Perdue and Weisbrod reflected on their summers.

Weisbrod said her summer was “very, very short.” But she did get to take a trip to Washington. She said her brothers were participating in a program called Envision, and she got to go for that.

“It’s like a leadership program,” she said. “You do a lot of stuff in it. You do CSI, you do medical and you also do engineering, and it’s helping to learn how to do all those things and to help lead others.

The most memorable part about her trip out east?

“It’s humid,” she said.

Perdue’s summer also consisted of traveling. He said he visited places like South Dakota and Wyoming.

“In mid-July, me and my dad went to the Grand Tetons and Yellowstone National Park, and that was amazing,” he said. “We got to see beautiful mountains, beautiful waterfalls, we got to see Old Faithful. My grandma accidentally called it Old Yeller.”
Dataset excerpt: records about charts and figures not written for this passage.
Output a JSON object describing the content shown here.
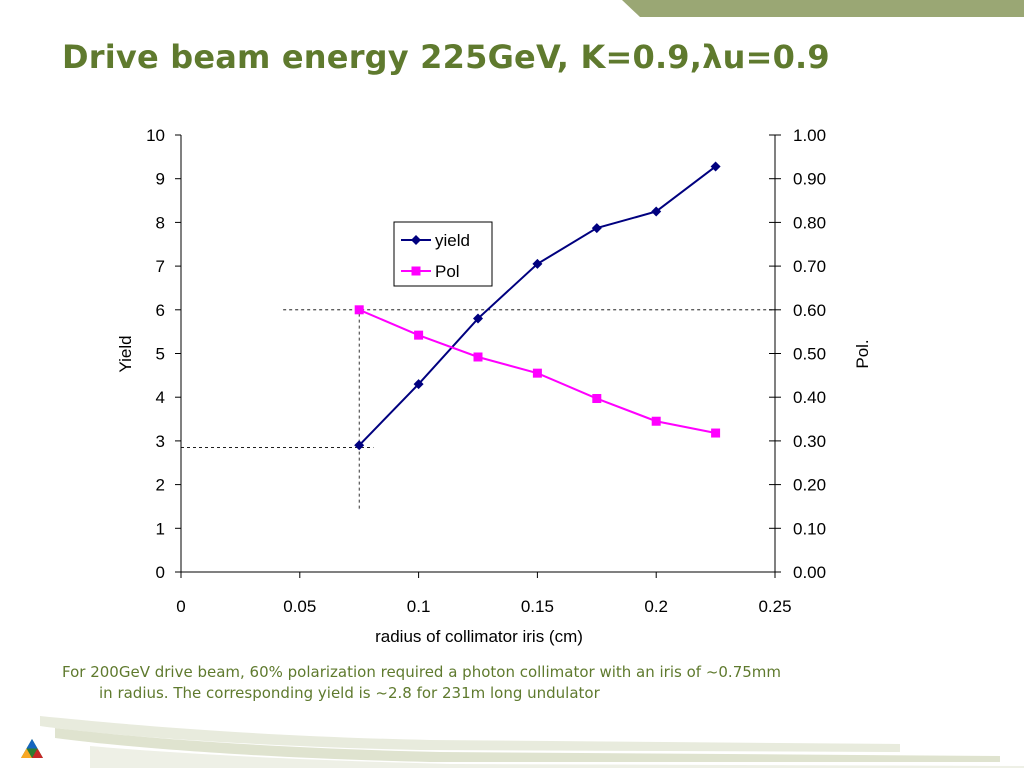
{
  "slide": {
    "title": "Drive beam energy 225GeV, K=0.9,λu=0.9",
    "caption_line1": "For 200GeV drive beam, 60% polarization required a photon collimator with an iris of ~0.75mm",
    "caption_line2": "in radius.  The corresponding yield is ~2.8 for 231m long undulator"
  },
  "colors": {
    "title": "#5f7a2e",
    "accent_bar": "#9aa774",
    "yield_series": "#00007f",
    "pol_series": "#ff00ff"
  },
  "chart_data": {
    "type": "line",
    "title": "",
    "xlabel": "radius of collimator iris (cm)",
    "ylabel": "Yield",
    "y2label": "Pol.",
    "xlim": [
      0,
      0.25
    ],
    "ylim": [
      0,
      10
    ],
    "y2lim": [
      0,
      1
    ],
    "x_ticks": [
      "0",
      "0.05",
      "0.1",
      "0.15",
      "0.2",
      "0.25"
    ],
    "y_ticks": [
      "0",
      "1",
      "2",
      "3",
      "4",
      "5",
      "6",
      "7",
      "8",
      "9",
      "10"
    ],
    "y2_ticks": [
      "0.00",
      "0.10",
      "0.20",
      "0.30",
      "0.40",
      "0.50",
      "0.60",
      "0.70",
      "0.80",
      "0.90",
      "1.00"
    ],
    "grid": false,
    "legend": "upper-center",
    "series": [
      {
        "name": "yield",
        "axis": "left",
        "marker": "diamond",
        "x": [
          0.075,
          0.1,
          0.125,
          0.15,
          0.175,
          0.2,
          0.225
        ],
        "values": [
          2.9,
          4.3,
          5.8,
          7.05,
          7.87,
          8.25,
          9.28
        ]
      },
      {
        "name": "Pol",
        "axis": "right",
        "marker": "square",
        "x": [
          0.075,
          0.1,
          0.125,
          0.15,
          0.175,
          0.2,
          0.225
        ],
        "values": [
          0.6,
          0.542,
          0.492,
          0.455,
          0.397,
          0.345,
          0.318
        ]
      }
    ],
    "reference_lines": [
      {
        "orientation": "horizontal",
        "axis": "right",
        "value": 0.6,
        "x_from": 0.043,
        "x_to": 0.25
      },
      {
        "orientation": "horizontal",
        "axis": "left",
        "value": 2.85,
        "x_from": 0,
        "x_to": 0.081
      },
      {
        "orientation": "vertical",
        "value": 0.075,
        "y_from": 1.45,
        "y_to": 6.0
      }
    ]
  }
}
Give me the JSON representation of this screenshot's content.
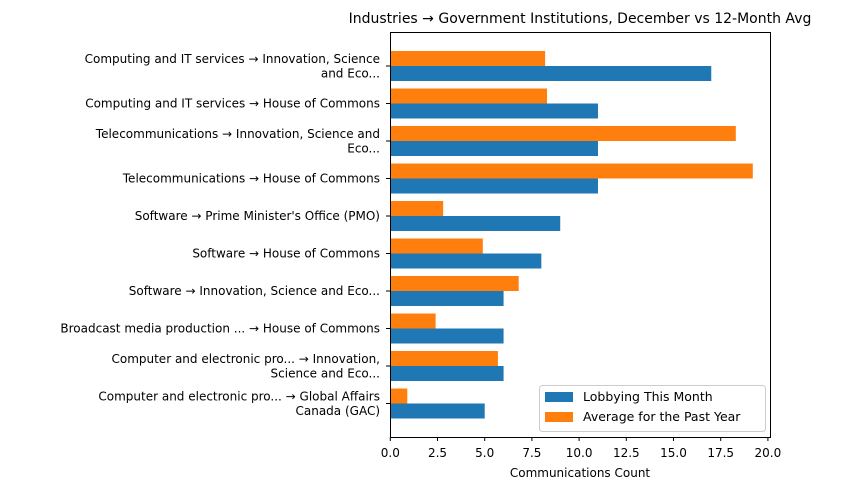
{
  "chart_data": {
    "type": "bar",
    "orientation": "horizontal",
    "title": "Industries → Government Institutions, December vs 12-Month Avg",
    "xlabel": "Communications Count",
    "ylabel": "",
    "xlim": [
      0,
      20.3
    ],
    "xticks": [
      "0.0",
      "2.5",
      "5.0",
      "7.5",
      "10.0",
      "12.5",
      "15.0",
      "17.5",
      "20.0"
    ],
    "grid": false,
    "legend_position": "lower-right",
    "categories": [
      [
        "Computing and IT services → Innovation, Science",
        "and Eco..."
      ],
      [
        "Computing and IT services → House of Commons"
      ],
      [
        "Telecommunications → Innovation, Science and",
        "Eco..."
      ],
      [
        "Telecommunications → House of Commons"
      ],
      [
        "Software → Prime Minister's Office (PMO)"
      ],
      [
        "Software → House of Commons"
      ],
      [
        "Software → Innovation, Science and Eco..."
      ],
      [
        "Broadcast media production ... → House of Commons"
      ],
      [
        "Computer and electronic pro... → Innovation,",
        "Science and Eco..."
      ],
      [
        "Computer and electronic pro... → Global Affairs",
        "Canada (GAC)"
      ]
    ],
    "series": [
      {
        "name": "Lobbying This Month",
        "color": "#1f77b4",
        "values": [
          17,
          11,
          11,
          11,
          9,
          8,
          6,
          6,
          6,
          5
        ]
      },
      {
        "name": "Average for the Past Year",
        "color": "#ff7f0e",
        "values": [
          8.2,
          8.3,
          18.3,
          19.2,
          2.8,
          4.9,
          6.8,
          2.4,
          5.7,
          0.9
        ]
      }
    ]
  }
}
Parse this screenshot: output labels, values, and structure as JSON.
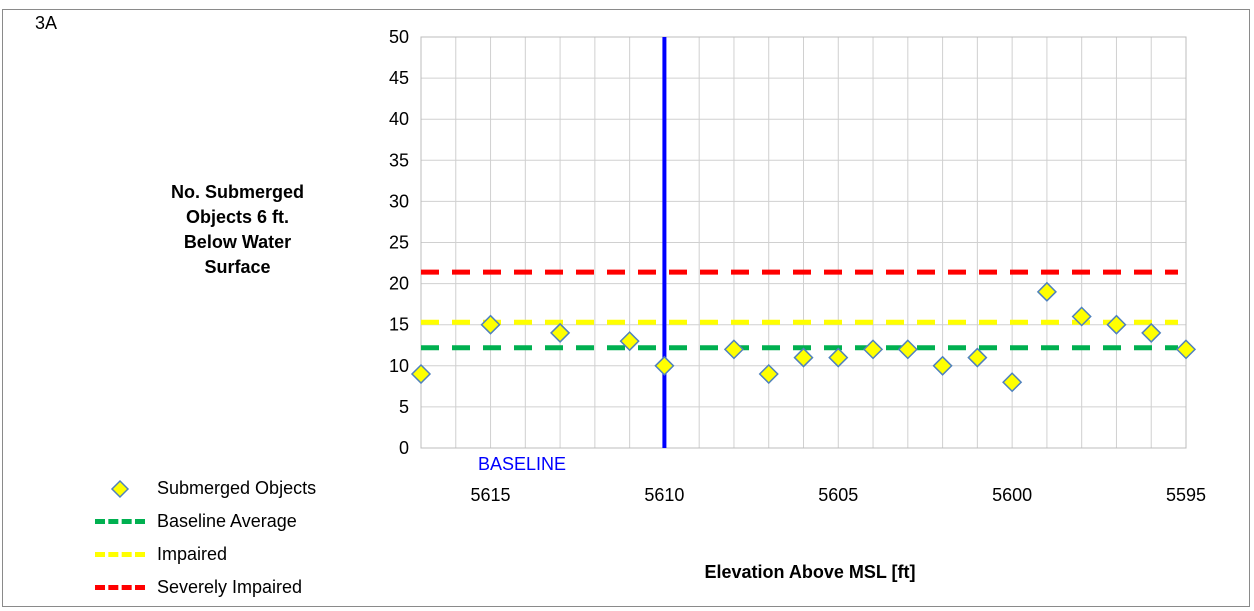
{
  "panel_label": "3A",
  "chart_data": {
    "type": "scatter",
    "title": "",
    "xlabel": "Elevation Above MSL [ft]",
    "ylabel_lines": [
      "No. Submerged",
      "Objects 6 ft.",
      "Below Water",
      "Surface"
    ],
    "xlim": [
      5617,
      5595
    ],
    "ylim": [
      0,
      50
    ],
    "y_ticks": [
      0,
      5,
      10,
      15,
      20,
      25,
      30,
      35,
      40,
      45,
      50
    ],
    "x_ticks": [
      5615,
      5610,
      5605,
      5600,
      5595
    ],
    "x_minor_step": 1,
    "grid": true,
    "legend_position": "bottom-left",
    "series": [
      {
        "name": "Submerged Objects",
        "marker": "diamond",
        "color": "#FFFF00",
        "edge_color": "#4F81BD",
        "x": [
          5617,
          5615,
          5613,
          5611,
          5610,
          5608,
          5607,
          5606,
          5605,
          5604,
          5603,
          5602,
          5601,
          5600,
          5599,
          5598,
          5597,
          5596,
          5595
        ],
        "y": [
          9,
          15,
          14,
          13,
          10,
          12,
          9,
          11,
          11,
          12,
          12,
          10,
          11,
          8,
          19,
          16,
          15,
          14,
          12
        ]
      },
      {
        "name": "Baseline Average",
        "style": "dashed",
        "color": "#00B050",
        "y": 12.2
      },
      {
        "name": "Impaired",
        "style": "dashed",
        "color": "#FFFF00",
        "y": 15.3
      },
      {
        "name": "Severely Impaired",
        "style": "dashed",
        "color": "#FF0000",
        "y": 21.4
      }
    ],
    "baseline_marker": {
      "label": "BASELINE",
      "x": 5610,
      "color": "#0000FF"
    }
  }
}
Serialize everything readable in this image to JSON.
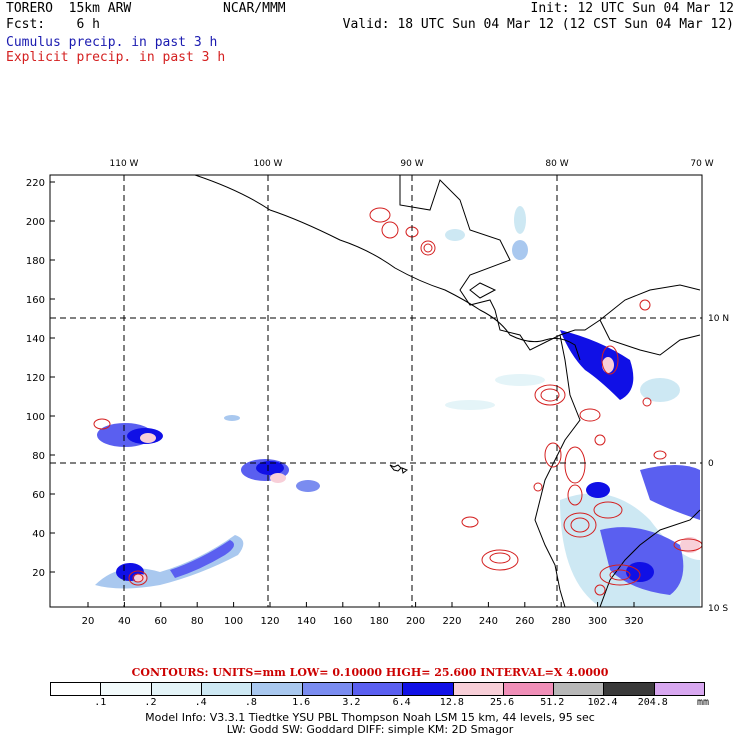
{
  "header": {
    "model": "TORERO  15km ARW",
    "center": "NCAR/MMM",
    "forecast": "Fcst:    6 h",
    "init": "Init: 12 UTC Sun 04 Mar 12",
    "valid": "Valid: 18 UTC Sun 04 Mar 12 (12 CST Sun 04 Mar 12)",
    "cumulus_label": "Cumulus precip. in past 3 h",
    "explicit_label": "Explicit precip. in past 3 h"
  },
  "map": {
    "lon_labels": [
      "110 W",
      "100 W",
      "90 W",
      "80 W",
      "70 W"
    ],
    "lat_labels": [
      "10 N",
      "0",
      "10 S"
    ],
    "x_ticks": [
      "20",
      "40",
      "60",
      "80",
      "100",
      "120",
      "140",
      "160",
      "180",
      "200",
      "220",
      "240",
      "260",
      "280",
      "300",
      "320"
    ],
    "y_ticks": [
      "20",
      "40",
      "60",
      "80",
      "100",
      "120",
      "140",
      "160",
      "180",
      "200",
      "220"
    ]
  },
  "contours_text": "CONTOURS:  UNITS=mm  LOW= 0.10000      HIGH=  25.600      INTERVAL=X  4.0000",
  "colorbar": {
    "colors": [
      "#ffffff",
      "#f2fafb",
      "#e4f4f8",
      "#cde8f3",
      "#a9c8ef",
      "#7a8cf0",
      "#5a5ff0",
      "#1010e6",
      "#f8cfd8",
      "#f08fb8",
      "#b8b8b8",
      "#3a3a3a",
      "#d8a8f0"
    ],
    "labels": [
      ".1",
      ".2",
      ".4",
      ".8",
      "1.6",
      "3.2",
      "6.4",
      "12.8",
      "25.6",
      "51.2",
      "102.4",
      "204.8"
    ],
    "unit": "mm"
  },
  "model_info": {
    "line1": "Model Info: V3.3.1    Tiedtke YSU PBL  Thompson     Noah LSM  15 km,    44 levels,    95 sec",
    "line2": "LW: Godd SW: Goddard DIFF: simple KM: 2D Smagor"
  }
}
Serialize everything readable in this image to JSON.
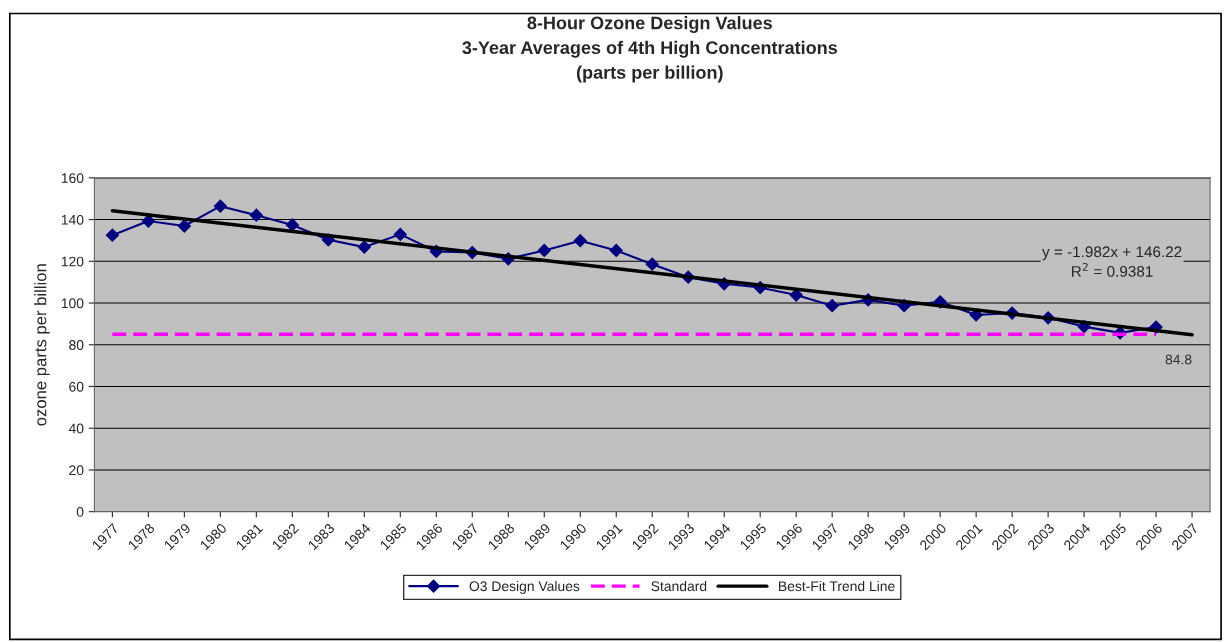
{
  "chart_data": {
    "type": "line",
    "title": "8-Hour Ozone Design Values\n3-Year Averages of 4th High Concentrations\n(parts per billion)",
    "ylabel": "ozone parts per billion",
    "categories": [
      "1977",
      "1978",
      "1979",
      "1980",
      "1981",
      "1982",
      "1983",
      "1984",
      "1985",
      "1986",
      "1987",
      "1988",
      "1989",
      "1990",
      "1991",
      "1992",
      "1993",
      "1994",
      "1995",
      "1996",
      "1997",
      "1998",
      "1999",
      "2000",
      "2001",
      "2002",
      "2003",
      "2004",
      "2005",
      "2006",
      "2007"
    ],
    "series": [
      {
        "name": "O3 Design Values",
        "color": "#000080",
        "marker": "diamond",
        "line_style": "solid",
        "values": [
          132.5,
          139.3,
          136.9,
          146.4,
          142.1,
          137.4,
          130.3,
          126.8,
          132.9,
          124.7,
          124.2,
          121.2,
          125.2,
          129.9,
          125.2,
          118.6,
          112.4,
          109.2,
          107.4,
          103.8,
          98.7,
          101.5,
          98.7,
          100.6,
          94.3,
          95.2,
          92.9,
          88.7,
          85.7,
          88.5,
          null
        ]
      },
      {
        "name": "Standard",
        "color": "#ff00ff",
        "marker": "none",
        "line_style": "dashed",
        "values": [
          85,
          85,
          85,
          85,
          85,
          85,
          85,
          85,
          85,
          85,
          85,
          85,
          85,
          85,
          85,
          85,
          85,
          85,
          85,
          85,
          85,
          85,
          85,
          85,
          85,
          85,
          85,
          85,
          85,
          85,
          null
        ]
      },
      {
        "name": "Best-Fit Trend Line",
        "color": "#000000",
        "marker": "none",
        "line_style": "solid",
        "values": [
          144.2,
          null,
          null,
          null,
          null,
          null,
          null,
          null,
          null,
          null,
          null,
          null,
          null,
          null,
          null,
          null,
          null,
          null,
          null,
          null,
          null,
          null,
          null,
          null,
          null,
          null,
          null,
          null,
          null,
          null,
          84.8
        ]
      }
    ],
    "ylim": [
      0,
      160
    ],
    "yticks": [
      0,
      20,
      40,
      60,
      80,
      100,
      120,
      140,
      160
    ],
    "grid": "y",
    "legend": "bottom",
    "annotations": [
      {
        "text": "y = -1.982x + 146.22\nR$^{2}$ = 0.9381"
      },
      {
        "text": "84.8",
        "x": "2007",
        "y": 84.8
      }
    ]
  }
}
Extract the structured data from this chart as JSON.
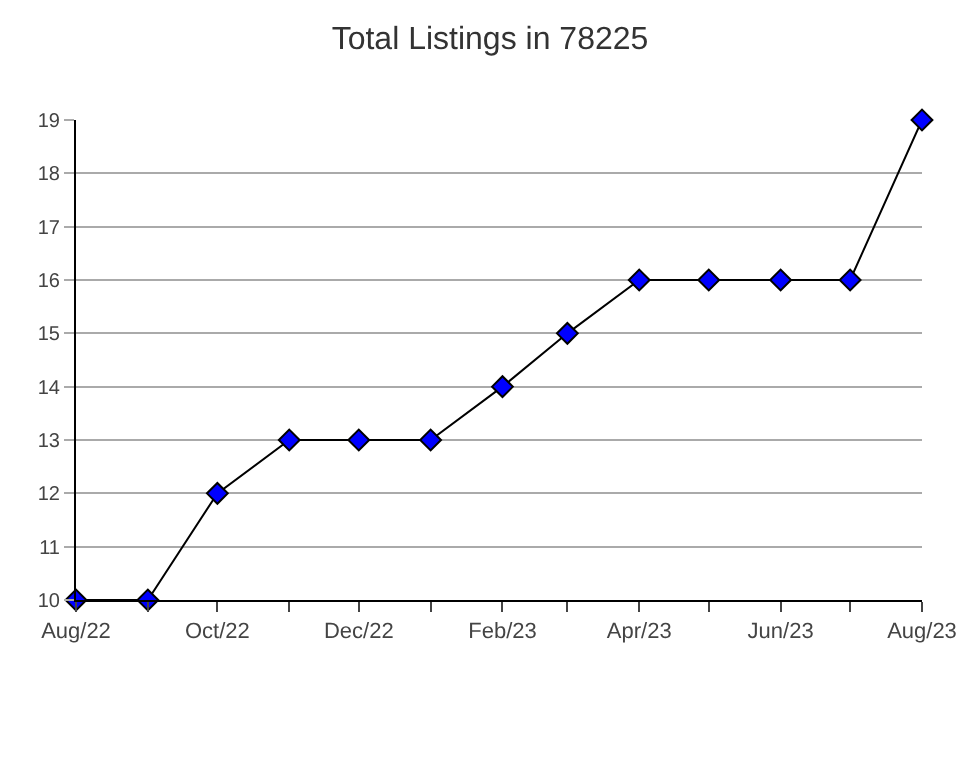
{
  "chart_data": {
    "type": "line",
    "title": "Total Listings in 78225",
    "x": [
      "2022-08",
      "2022-09",
      "2022-10",
      "2022-11",
      "2022-12",
      "2023-01",
      "2023-02",
      "2023-03",
      "2023-04",
      "2023-05",
      "2023-06",
      "2023-07",
      "2023-08"
    ],
    "series": [
      {
        "color": "#0000ff",
        "values": [
          10,
          10,
          12,
          13,
          13,
          13,
          14,
          15,
          16,
          16,
          16,
          16,
          19
        ]
      }
    ],
    "xlim": [
      "2022-08",
      "2023-08"
    ],
    "xticks": [
      {
        "value": "2022-08",
        "label": "Aug/22"
      },
      {
        "value": "2022-09",
        "label": null
      },
      {
        "value": "2022-10",
        "label": "Oct/22"
      },
      {
        "value": "2022-11",
        "label": null
      },
      {
        "value": "2022-12",
        "label": "Dec/22"
      },
      {
        "value": "2023-01",
        "label": null
      },
      {
        "value": "2023-02",
        "label": "Feb/23"
      },
      {
        "value": "2023-03",
        "label": null
      },
      {
        "value": "2023-04",
        "label": "Apr/23"
      },
      {
        "value": "2023-05",
        "label": null
      },
      {
        "value": "2023-06",
        "label": "Jun/23"
      },
      {
        "value": "2023-07",
        "label": null
      },
      {
        "value": "2023-08",
        "label": "Aug/23"
      }
    ],
    "ylim": [
      10,
      19
    ],
    "yticks": [
      10,
      11,
      12,
      13,
      14,
      15,
      16,
      17,
      18,
      19
    ],
    "grid": "y",
    "marker": "diamond",
    "line_style": "solid"
  }
}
His family also took a trip to Utah.

“And that was a really fun day,” Perdue said. “Before we got home around 7:30 p.m., we stopped in Grand Junction and got Popeye’s for dinner.”

For now Perdue looks forward to a new journey in seventh grade.

“Just seeing how much I know at the end of the year compared to now,” he said. “I love learning. I love new things. So I’m just really excited to see, you know, how much I’ve learned.”